Abstract

In this paper, we first develop an original theory in which, based on their individual skills and the quality of their business, entrepreneurs can keep their original business (and thus remain novice entrepreneurs), start and keep a new business in the same or another sector along their current business (therefore becoming portfolio entrepreneurs), transfer or shut their original business down to either start a new one (turning themselves into serial entrepreneurs), or enter the labor market as wage workers. We then use the insights from our theory to develop three main hypotheses that are finally tested for a 10-year panel dataset (2001 to 2010) of more than 4000 Vietnamese manufacturing firms. We estimate an occupational choice model and a survival model and find that (i) a greater endowment of human capital is associated with a higher likelihood of a business owner to become a serial or a portfolio entrepreneur; (ii) a higher quality of the new business is associated to a higher likelihood that it is run by any type of habitual entrepreneur.
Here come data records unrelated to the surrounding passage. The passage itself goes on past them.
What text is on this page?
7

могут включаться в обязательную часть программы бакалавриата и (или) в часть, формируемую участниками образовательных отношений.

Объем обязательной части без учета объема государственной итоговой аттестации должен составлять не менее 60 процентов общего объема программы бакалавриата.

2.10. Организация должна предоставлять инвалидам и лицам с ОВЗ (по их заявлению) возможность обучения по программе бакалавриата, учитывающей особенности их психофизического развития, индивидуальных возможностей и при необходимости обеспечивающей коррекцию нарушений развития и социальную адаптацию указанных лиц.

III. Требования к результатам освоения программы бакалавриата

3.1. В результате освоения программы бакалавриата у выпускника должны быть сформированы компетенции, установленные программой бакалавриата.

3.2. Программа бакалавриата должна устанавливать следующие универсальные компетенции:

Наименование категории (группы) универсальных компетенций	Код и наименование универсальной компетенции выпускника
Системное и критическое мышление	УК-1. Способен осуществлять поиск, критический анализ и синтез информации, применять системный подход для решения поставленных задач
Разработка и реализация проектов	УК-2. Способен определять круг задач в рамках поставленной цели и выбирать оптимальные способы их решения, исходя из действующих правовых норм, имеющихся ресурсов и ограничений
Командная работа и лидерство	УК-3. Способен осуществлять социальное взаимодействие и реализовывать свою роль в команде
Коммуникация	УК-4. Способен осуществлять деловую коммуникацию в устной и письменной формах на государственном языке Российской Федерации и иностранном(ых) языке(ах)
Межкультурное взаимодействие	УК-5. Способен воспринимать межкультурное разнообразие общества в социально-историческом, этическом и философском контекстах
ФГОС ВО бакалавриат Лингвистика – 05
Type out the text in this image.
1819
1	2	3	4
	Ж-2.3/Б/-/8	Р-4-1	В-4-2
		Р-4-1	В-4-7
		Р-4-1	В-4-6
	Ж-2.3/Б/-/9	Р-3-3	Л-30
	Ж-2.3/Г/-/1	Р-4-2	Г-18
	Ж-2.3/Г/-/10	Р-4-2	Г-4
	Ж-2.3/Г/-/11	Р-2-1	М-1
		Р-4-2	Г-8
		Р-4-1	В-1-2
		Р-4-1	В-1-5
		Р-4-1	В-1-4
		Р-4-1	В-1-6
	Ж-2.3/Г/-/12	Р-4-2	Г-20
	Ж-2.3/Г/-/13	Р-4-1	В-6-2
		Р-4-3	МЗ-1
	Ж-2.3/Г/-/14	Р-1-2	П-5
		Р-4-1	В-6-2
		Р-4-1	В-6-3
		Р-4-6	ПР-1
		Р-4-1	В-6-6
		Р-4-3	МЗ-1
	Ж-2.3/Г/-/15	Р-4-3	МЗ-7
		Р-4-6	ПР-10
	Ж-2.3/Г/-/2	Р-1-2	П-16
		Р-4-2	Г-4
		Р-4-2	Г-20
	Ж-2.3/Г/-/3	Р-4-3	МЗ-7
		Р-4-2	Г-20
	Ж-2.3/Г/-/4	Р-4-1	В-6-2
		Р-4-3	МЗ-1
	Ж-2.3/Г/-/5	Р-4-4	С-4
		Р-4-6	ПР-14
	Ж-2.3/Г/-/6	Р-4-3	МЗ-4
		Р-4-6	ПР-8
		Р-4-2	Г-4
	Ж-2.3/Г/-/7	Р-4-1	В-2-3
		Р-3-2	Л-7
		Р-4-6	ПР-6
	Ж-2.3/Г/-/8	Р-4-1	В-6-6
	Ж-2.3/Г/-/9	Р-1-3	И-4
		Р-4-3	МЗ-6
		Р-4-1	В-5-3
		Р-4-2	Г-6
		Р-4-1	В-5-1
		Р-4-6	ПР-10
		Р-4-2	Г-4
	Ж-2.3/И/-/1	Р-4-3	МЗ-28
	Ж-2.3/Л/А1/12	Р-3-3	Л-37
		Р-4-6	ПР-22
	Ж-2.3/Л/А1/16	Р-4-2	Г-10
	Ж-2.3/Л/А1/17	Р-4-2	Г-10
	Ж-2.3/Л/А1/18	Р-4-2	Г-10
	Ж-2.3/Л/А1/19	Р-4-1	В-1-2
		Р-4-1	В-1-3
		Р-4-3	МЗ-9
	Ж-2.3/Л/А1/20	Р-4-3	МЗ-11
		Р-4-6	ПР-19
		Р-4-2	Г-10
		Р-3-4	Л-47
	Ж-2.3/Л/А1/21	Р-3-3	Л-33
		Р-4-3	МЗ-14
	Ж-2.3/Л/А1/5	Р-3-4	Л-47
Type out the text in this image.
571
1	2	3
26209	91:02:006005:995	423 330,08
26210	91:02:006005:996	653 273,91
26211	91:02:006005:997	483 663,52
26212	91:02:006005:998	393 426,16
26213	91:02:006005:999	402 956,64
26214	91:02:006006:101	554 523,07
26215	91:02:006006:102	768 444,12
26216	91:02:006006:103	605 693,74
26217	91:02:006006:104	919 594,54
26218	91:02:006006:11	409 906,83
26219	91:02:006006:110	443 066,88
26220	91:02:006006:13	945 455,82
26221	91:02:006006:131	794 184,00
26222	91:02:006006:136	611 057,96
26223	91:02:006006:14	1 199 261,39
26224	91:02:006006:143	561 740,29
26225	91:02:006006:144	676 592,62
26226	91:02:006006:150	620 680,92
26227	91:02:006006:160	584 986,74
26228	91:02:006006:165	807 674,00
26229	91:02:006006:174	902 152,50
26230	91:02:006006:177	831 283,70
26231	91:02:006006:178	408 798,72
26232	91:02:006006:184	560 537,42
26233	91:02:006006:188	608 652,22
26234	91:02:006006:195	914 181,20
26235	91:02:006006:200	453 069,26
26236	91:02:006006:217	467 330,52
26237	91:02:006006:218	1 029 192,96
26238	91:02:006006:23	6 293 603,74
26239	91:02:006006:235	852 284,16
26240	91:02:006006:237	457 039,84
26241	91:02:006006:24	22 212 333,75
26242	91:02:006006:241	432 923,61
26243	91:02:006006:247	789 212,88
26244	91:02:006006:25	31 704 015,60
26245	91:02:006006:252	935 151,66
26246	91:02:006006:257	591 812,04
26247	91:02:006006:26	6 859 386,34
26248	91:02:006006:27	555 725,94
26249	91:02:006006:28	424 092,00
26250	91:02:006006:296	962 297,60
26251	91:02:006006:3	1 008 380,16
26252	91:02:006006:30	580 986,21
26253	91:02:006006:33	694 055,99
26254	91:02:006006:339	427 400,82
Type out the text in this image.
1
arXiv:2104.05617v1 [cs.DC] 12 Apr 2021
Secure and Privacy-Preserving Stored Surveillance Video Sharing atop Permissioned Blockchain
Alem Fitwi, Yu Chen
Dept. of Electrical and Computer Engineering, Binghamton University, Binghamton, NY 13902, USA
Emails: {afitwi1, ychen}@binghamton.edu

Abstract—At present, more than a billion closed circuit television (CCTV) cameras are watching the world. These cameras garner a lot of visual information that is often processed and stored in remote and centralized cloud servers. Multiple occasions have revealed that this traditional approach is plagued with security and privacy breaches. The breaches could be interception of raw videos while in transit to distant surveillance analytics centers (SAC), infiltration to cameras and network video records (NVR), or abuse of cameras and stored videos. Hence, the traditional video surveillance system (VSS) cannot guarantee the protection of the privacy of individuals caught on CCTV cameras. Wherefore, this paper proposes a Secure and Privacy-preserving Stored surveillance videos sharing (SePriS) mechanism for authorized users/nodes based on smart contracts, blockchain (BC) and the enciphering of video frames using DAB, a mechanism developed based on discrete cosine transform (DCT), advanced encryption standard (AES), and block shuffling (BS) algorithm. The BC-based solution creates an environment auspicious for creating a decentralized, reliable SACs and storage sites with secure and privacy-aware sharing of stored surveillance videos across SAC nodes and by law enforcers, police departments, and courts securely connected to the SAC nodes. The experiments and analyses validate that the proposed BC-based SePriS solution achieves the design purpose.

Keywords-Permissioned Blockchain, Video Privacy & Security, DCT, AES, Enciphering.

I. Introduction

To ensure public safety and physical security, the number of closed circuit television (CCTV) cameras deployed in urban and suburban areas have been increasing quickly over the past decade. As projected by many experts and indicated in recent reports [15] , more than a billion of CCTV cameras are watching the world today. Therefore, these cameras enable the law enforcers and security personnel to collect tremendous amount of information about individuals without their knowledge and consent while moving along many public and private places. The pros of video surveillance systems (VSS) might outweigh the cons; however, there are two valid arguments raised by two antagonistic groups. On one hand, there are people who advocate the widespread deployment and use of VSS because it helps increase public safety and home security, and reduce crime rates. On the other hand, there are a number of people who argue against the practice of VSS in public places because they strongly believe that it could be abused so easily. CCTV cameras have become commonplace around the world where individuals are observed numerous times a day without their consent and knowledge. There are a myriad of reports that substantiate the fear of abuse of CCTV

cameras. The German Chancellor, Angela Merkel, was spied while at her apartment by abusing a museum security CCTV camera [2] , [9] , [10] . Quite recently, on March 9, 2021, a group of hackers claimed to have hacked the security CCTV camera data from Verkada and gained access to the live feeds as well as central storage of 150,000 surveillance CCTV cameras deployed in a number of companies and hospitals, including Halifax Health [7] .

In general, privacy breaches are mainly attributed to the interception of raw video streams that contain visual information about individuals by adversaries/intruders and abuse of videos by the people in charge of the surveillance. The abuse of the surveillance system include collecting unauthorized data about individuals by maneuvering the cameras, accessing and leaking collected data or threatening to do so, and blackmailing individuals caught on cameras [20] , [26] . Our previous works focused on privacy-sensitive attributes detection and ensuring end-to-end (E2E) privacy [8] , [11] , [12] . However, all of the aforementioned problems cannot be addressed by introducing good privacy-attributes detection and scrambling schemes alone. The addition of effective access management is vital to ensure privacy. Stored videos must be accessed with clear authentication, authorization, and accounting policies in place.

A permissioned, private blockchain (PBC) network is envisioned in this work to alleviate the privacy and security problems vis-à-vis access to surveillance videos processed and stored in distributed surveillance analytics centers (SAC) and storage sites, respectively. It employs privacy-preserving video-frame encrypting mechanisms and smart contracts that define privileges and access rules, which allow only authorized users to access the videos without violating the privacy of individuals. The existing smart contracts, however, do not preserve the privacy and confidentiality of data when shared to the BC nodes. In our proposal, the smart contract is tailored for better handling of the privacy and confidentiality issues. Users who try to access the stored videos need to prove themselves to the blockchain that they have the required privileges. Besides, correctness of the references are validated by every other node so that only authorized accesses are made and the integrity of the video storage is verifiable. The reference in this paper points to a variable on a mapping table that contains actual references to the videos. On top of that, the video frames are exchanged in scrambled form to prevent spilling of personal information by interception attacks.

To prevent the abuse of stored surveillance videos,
Particularly, high entrepreneurial skills together with a high-quality business positively influence the likelihood of an individual to be serial or portfolio entrepreneur; (iii) ceteris paribus, firms run by serial or portfolio entrepreneurs tend to stay in business longer, although high-quality ones run by novice entrepreneurs endowed with high entrepreneurial skills are those with the lowest probability to leave the market.